Le monde de la nuit sur la touche

Depuis une semaine, les boîtes de nuit peuvent rouvrir leurs portes mais seulement jusqu’à ...
Le monde de la nuit sur la touche

Depuis une semaine, les boîtes de nuit peuvent rouvrir leurs portes mais seulement jusqu’à minuit. Un couvre-feu qui incite plutôt les établissements du canton de Neuchâtel à repousser leur réouverture

Les boîtes de nuit évitent de rouvrir tant que le couvre-feu est fixé à minuit par la Confédération. (photo d'illustration) Les boîtes de nuit évitent de rouvrir tant que le couvre-feu est fixé à minuit par la Confédération. (photo d'illustration)

La bonne nouvelle n’aura pas duré longtemps. Le 27 mai dernier, le Conseil fédéral a autorisé les boites de nuit à rouvrir leurs portes dès le 6 juin. Mais une semaine après la date de délivrance, très peu de clubs ont passé le cap en Suisse romande.

Dans le Jura, les tenanciers d'établissements avaient déjà fait part de leurs réticences à ouvrir. A Neuchâtel aussi, les gérants sont critiques face aux conditions qui accompagnent l'autorisation de réouverture. Par exemple, il ne faut pas dépasser les 300 personnes, tenir une liste de présences pour tracer les visiteurs en cas de contamination et fermer la discothèque à minuit. Et c’est cette dernière mesure qui pose justement problème, car les boîtes de nuit ouvrent normalement entre 23h et minuit, pour inviter les fêtards à poursuivre leur soirée dans des lieux plus fermés. Ce couvre-feu est donc la raison principale des portes toujours closes du Lux club de La Chaux-de-Fonds.

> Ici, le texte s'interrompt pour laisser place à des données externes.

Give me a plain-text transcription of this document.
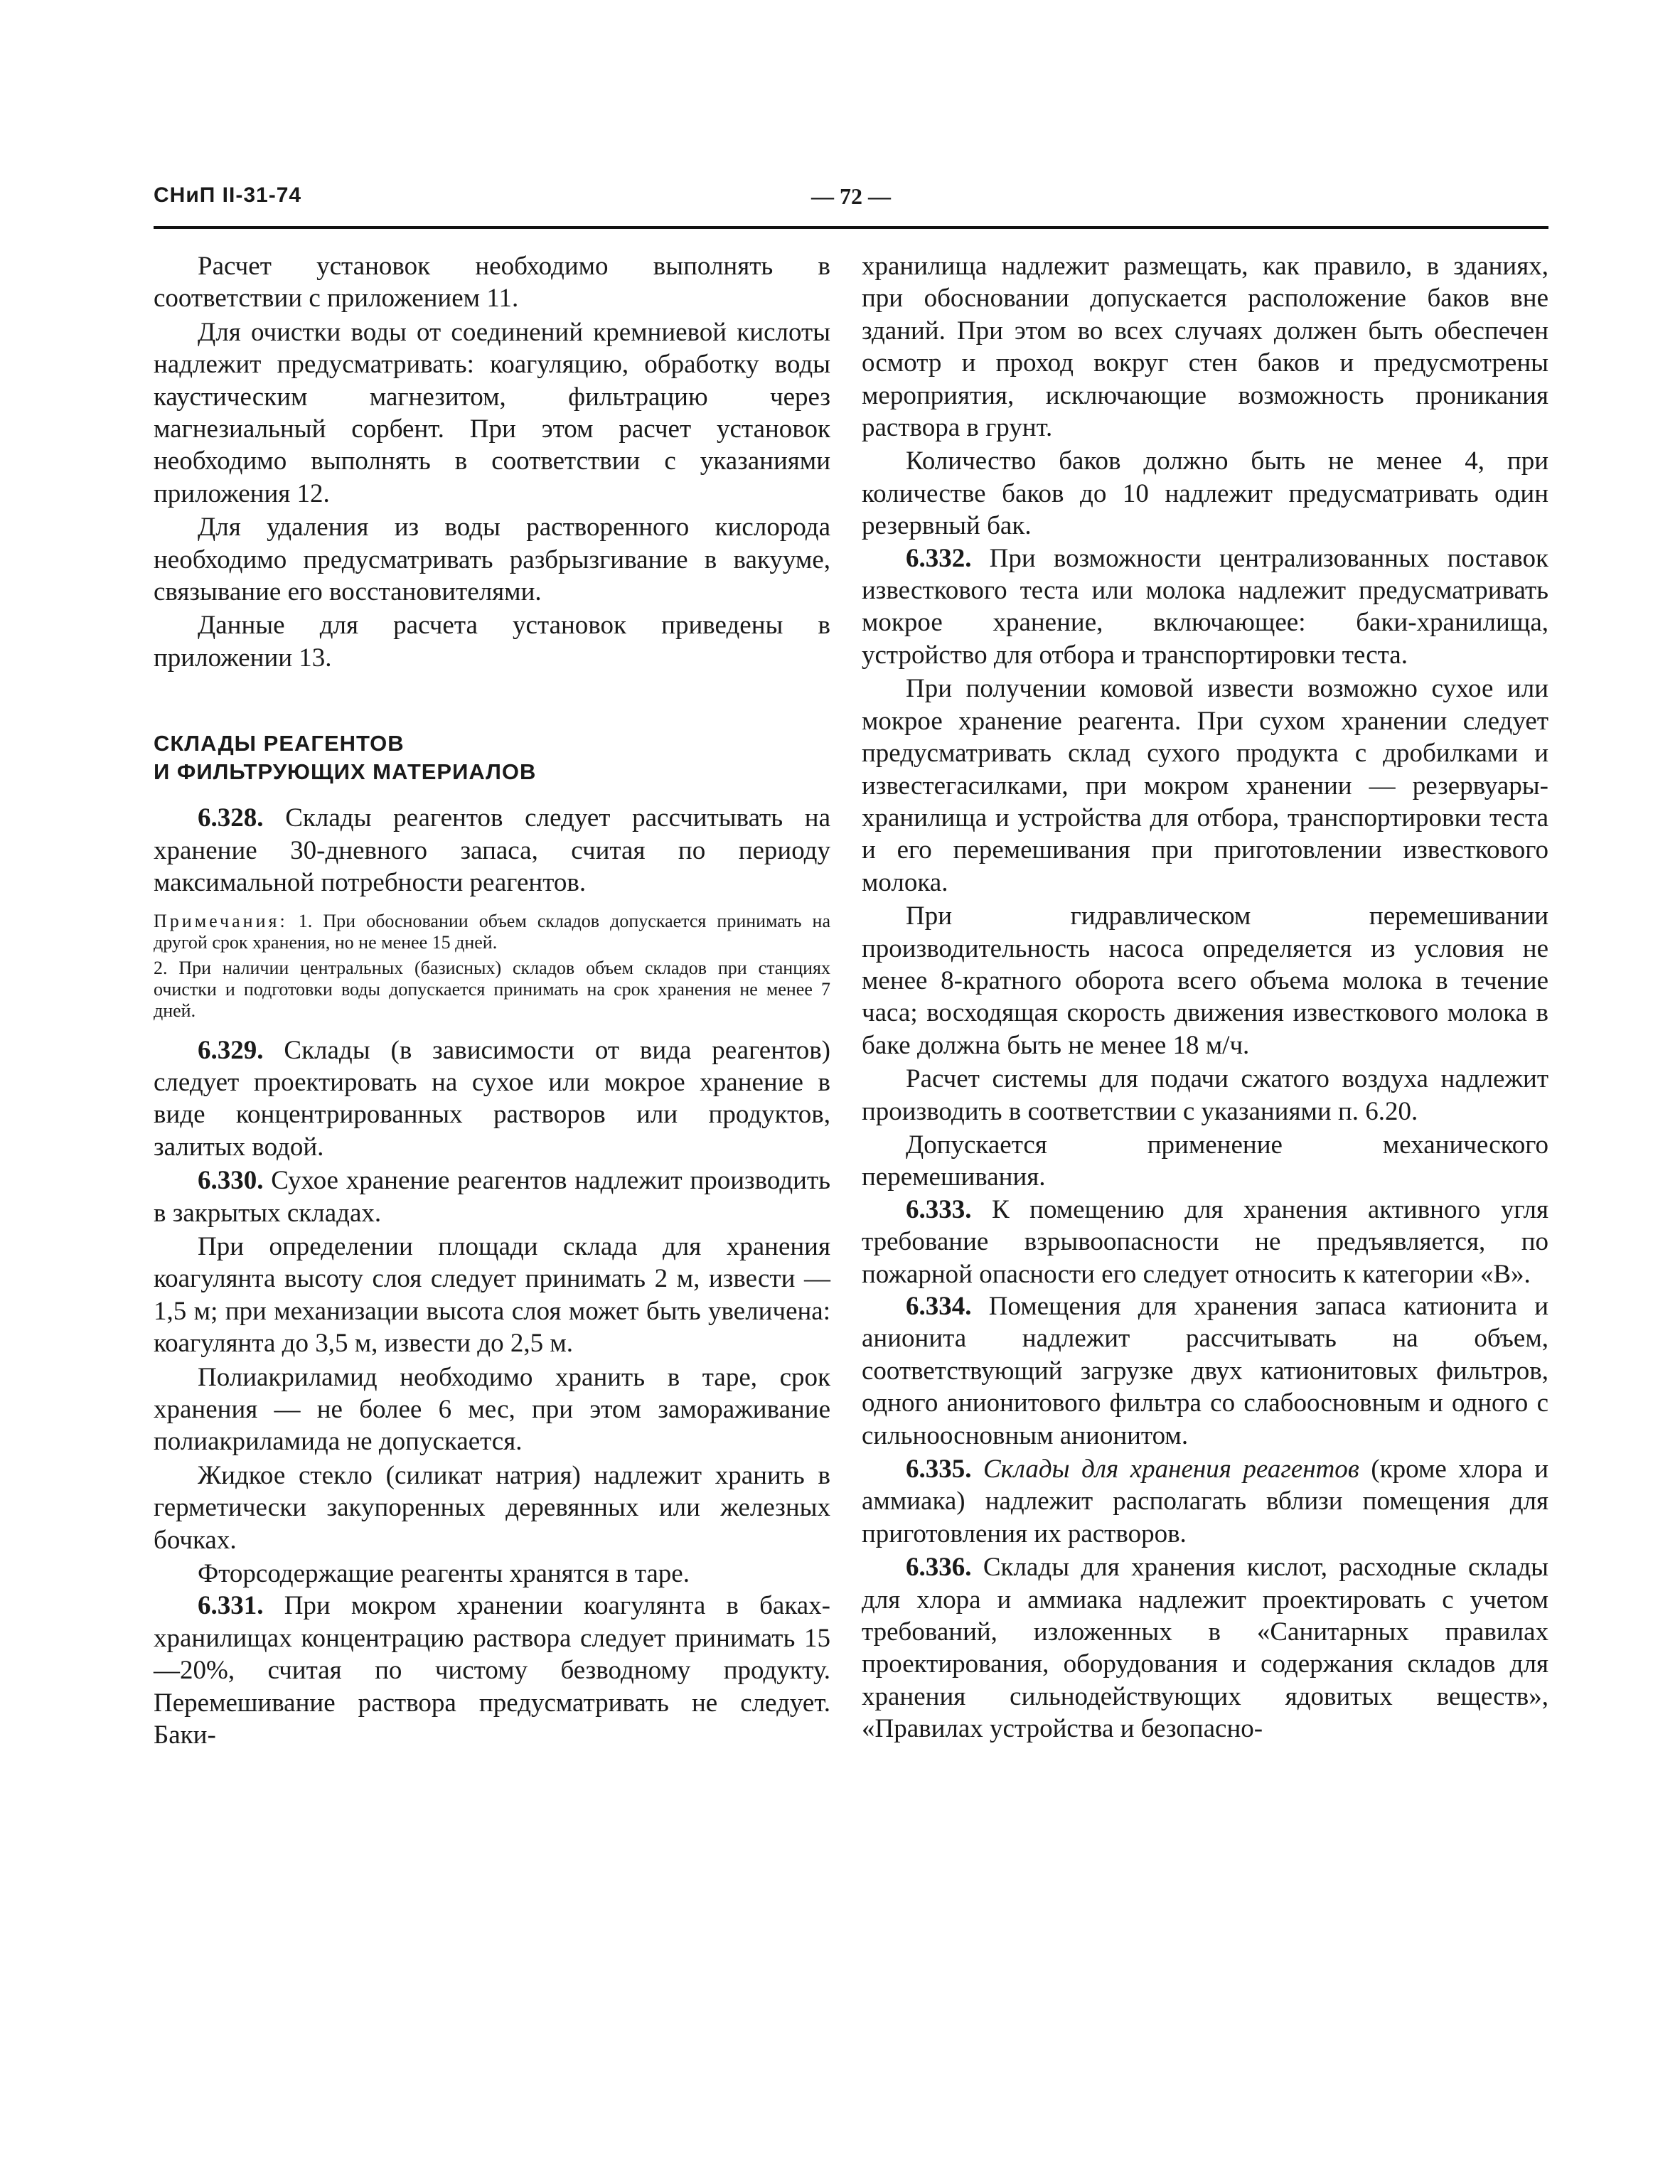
СНиП II-31-74	— 72 —

Расчет установок необходимо выполнять в соответствии с приложением 11.

Для очистки воды от соединений кремниевой кислоты надлежит предусматривать: коагуляцию, обработку воды каустическим магнезитом, фильтрацию через магнезиальный сорбент. При этом расчет установок необходимо выполнять в соответствии с указаниями приложения 12.

Для удаления из воды растворенного кислорода необходимо предусматривать разбрызгивание в вакууме, связывание его восстановителями.

Данные для расчета установок приведены в приложении 13.

СКЛАДЫ РЕАГЕНТОВ
И ФИЛЬТРУЮЩИХ МАТЕРИАЛОВ

6.328. Склады реагентов следует рассчитывать на хранение 30-дневного запаса, считая по периоду максимальной потребности реагентов.

Примечания: 1. При обосновании объем складов допускается принимать на другой срок хранения, но не менее 15 дней.

2. При наличии центральных (базисных) складов объем складов при станциях очистки и подготовки воды допускается принимать на срок хранения не менее 7 дней.

6.329. Склады (в зависимости от вида реагентов) следует проектировать на сухое или мокрое хранение в виде концентрированных растворов или продуктов, залитых водой.

6.330. Сухое хранение реагентов надлежит производить в закрытых складах.

При определении площади склада для хранения коагулянта высоту слоя следует принимать 2 м, извести — 1,5 м; при механизации высота слоя может быть увеличена: коагулянта до 3,5 м, извести до 2,5 м.

Полиакриламид необходимо хранить в таре, срок хранения — не более 6 мес, при этом замораживание полиакриламида не допускается.

Жидкое стекло (силикат натрия) надлежит хранить в герметически закупоренных деревянных или железных бочках.

Фторсодержащие реагенты хранятся в таре.

6.331. При мокром хранении коагулянта в баках-хранилищах концентрацию раствора следует принимать 15—20%, считая по чистому безводному продукту. Перемешивание раствора предусматривать не следует. Баки-

хранилища надлежит размещать, как правило, в зданиях, при обосновании допускается расположение баков вне зданий. При этом во всех случаях должен быть обеспечен осмотр и проход вокруг стен баков и предусмотрены мероприятия, исключающие возможность проникания раствора в грунт.

Количество баков должно быть не менее 4, при количестве баков до 10 надлежит предусматривать один резервный бак.

6.332. При возможности централизованных поставок известкового теста или молока надлежит предусматривать мокрое хранение, включающее: баки-хранилища, устройство для отбора и транспортировки теста.

При получении комовой извести возможно сухое или мокрое хранение реагента. При сухом хранении следует предусматривать склад сухого продукта с дробилками и известегасилками, при мокром хранении — резервуары-хранилища и устройства для отбора, транспортировки теста и его перемешивания при приготовлении известкового молока.

При гидравлическом перемешивании производительность насоса определяется из условия не менее 8-кратного оборота всего объема молока в течение часа; восходящая скорость движения известкового молока в баке должна быть не менее 18 м/ч.

Расчет системы для подачи сжатого воздуха надлежит производить в соответствии с указаниями п. 6.20.

Допускается применение механического перемешивания.

6.333. К помещению для хранения активного угля требование взрывоопасности не предъявляется, по пожарной опасности его следует относить к категории «В».

6.334. Помещения для хранения запаса катионита и анионита надлежит рассчитывать на объем, соответствующий загрузке двух катионитовых фильтров, одного анионитового фильтра со слабоосновным и одного с сильноосновным анионитом.

6.335. Склады для хранения реагентов (кроме хлора и аммиака) надлежит располагать вблизи помещения для приготовления их растворов.

6.336. Склады для хранения кислот, расходные склады для хлора и аммиака надлежит проектировать с учетом требований, изложенных в «Санитарных правилах проектирования, оборудования и содержания складов для хранения сильнодействующих ядовитых веществ», «Правилах устройства и безопасно-
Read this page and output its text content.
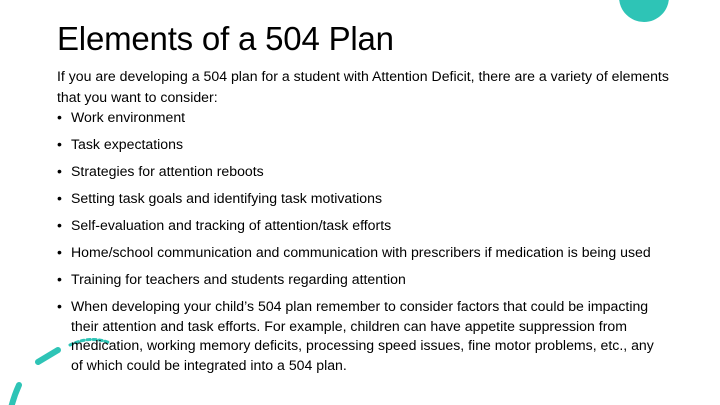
Elements of a 504 Plan

If you are developing a 504 plan for a student with Attention Deficit, there are a variety of elements that you want to consider:

• Work environment
• Task expectations
• Strategies for attention reboots
• Setting task goals and identifying task motivations
• Self-evaluation and tracking of attention/task efforts
• Home/school communication and communication with prescribers if medication is being used
• Training for teachers and students regarding attention
• When developing your child’s 504 plan remember to consider factors that could be impacting their attention and task efforts. For example, children can have appetite suppression from medication, working memory deficits, processing speed issues, fine motor problems, etc., any of which could be integrated into a 504 plan.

Giuseppe Mazza, un des propriétaires du Lux club de La Chaux-de-Fonds

Même son de cloche du côté du DownTown K à Neuchâtel. Le gérant Thomas Menant ne conçoit pas d’ouvrir avec ce couvre-feu. Selon lui, il s’agirait aussi d’une concurrence déloyale vis-à-vis des bars qui accueillent normalement les fêtards en début de soirée. Les prochaines décisions du Conseil fédéral doivent tomber le 24 juin. Tous espèrent pouvoir ouvrir leur établissement plus tard dans la nuit, une fermeture fixée à 3h suffirait amplement.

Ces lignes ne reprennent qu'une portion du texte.